La ciencia y la defensa de la naturaleza están de luto. La doctora Jane Goodall, reconocida en todo el mundo por sus revolucionarios estudios sobre los chimpancés y su incansable activismo en favor de la vida silvestre, falleció el miércoles a los 91 años por causas naturales, informó el Instituto Jane Goodall en un comunicado.
Goodall se encontraba en California, en medio de una gira de conferencias por Estados Unidos, cuando se produjo su deceso. “Los descubrimientos de la Dra. Goodall como etóloga revolucionaron la ciencia, y fue una incansable defensora de la protección y restauración de nuestro mundo natural”, señaló el comunicado oficial.
La investigadora británica dedicó más de seis décadas al estudio del comportamiento de los chimpancés en Gombe, Tanzania, donde reveló al mundo hallazgos que desafiaron la visión tradicional sobre estos primates, como su capacidad de usar herramientas y la complejidad de sus lazos sociales. Su trabajo no solo transformó la primatología, sino también la manera en que la humanidad entiende su relación con el reino animal.

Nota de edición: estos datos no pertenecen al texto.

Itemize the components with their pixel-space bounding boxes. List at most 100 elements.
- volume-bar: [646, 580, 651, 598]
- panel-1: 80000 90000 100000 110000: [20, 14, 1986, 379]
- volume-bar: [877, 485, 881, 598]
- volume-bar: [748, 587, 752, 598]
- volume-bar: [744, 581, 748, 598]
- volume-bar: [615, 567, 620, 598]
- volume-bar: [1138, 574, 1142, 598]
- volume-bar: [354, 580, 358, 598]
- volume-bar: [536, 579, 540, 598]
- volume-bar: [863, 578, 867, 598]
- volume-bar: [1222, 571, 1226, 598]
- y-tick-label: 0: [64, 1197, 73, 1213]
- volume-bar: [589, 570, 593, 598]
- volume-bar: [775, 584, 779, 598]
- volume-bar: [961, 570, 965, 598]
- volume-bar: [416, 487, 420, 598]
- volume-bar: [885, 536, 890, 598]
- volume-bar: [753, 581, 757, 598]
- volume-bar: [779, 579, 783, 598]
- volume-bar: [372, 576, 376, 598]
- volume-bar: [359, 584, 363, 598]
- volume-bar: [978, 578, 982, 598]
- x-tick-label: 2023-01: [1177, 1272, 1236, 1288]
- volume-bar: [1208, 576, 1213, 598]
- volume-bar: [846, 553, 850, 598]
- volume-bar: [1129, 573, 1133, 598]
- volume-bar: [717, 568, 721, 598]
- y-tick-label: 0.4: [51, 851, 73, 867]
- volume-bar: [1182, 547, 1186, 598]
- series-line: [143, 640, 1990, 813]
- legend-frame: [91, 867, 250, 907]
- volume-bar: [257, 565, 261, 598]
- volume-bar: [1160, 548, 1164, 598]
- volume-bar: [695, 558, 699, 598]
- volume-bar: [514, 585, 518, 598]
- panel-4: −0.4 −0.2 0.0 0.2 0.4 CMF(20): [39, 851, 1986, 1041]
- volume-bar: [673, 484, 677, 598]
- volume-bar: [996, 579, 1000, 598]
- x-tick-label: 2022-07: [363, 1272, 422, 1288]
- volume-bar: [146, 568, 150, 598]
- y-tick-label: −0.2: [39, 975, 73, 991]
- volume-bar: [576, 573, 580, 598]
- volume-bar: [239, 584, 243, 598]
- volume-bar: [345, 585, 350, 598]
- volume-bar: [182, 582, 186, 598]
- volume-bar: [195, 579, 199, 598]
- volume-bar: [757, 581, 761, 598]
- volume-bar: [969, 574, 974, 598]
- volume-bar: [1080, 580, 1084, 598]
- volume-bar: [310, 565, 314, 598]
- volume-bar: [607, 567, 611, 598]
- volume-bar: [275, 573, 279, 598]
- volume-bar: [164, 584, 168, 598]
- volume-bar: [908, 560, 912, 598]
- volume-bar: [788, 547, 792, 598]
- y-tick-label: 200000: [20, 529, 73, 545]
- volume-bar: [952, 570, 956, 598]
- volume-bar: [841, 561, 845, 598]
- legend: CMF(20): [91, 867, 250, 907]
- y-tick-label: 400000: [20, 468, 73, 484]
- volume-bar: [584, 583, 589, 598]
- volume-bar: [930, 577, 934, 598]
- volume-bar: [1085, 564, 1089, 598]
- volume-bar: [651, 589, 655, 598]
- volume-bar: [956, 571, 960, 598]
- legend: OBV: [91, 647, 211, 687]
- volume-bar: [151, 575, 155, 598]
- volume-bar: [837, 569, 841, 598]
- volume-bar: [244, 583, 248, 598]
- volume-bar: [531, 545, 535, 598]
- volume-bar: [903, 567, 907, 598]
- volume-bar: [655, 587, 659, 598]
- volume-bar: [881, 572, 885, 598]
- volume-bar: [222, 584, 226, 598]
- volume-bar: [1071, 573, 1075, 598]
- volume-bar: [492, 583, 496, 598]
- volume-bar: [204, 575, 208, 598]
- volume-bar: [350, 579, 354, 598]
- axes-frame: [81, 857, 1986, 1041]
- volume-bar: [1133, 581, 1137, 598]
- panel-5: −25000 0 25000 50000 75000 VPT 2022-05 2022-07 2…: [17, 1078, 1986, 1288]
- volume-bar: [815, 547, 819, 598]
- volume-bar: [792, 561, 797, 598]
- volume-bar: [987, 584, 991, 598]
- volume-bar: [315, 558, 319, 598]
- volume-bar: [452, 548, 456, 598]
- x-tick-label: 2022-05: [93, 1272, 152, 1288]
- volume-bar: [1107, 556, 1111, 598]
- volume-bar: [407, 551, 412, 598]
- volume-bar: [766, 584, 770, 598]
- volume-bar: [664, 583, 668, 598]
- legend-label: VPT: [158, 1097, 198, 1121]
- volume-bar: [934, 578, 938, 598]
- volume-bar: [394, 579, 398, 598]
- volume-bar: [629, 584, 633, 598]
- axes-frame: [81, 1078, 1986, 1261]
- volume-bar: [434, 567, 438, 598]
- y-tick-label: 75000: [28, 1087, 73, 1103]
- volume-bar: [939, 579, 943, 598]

Más allá de la ciencia, Goodall se convirtió en una voz poderosa en la lucha por la conservación y la educación ambiental. A través de su fundación y de programas como Roots & Shoots, inspiró a generaciones de jóvenes a involucrarse en la defensa del planeta.
Con su partida, se apaga una de las figuras más influyentes en la historia de la ciencia y el ambientalismo, pero su legado seguirá vivo en cada causa que buscó proteger: la vida de los animales y el futuro del planeta.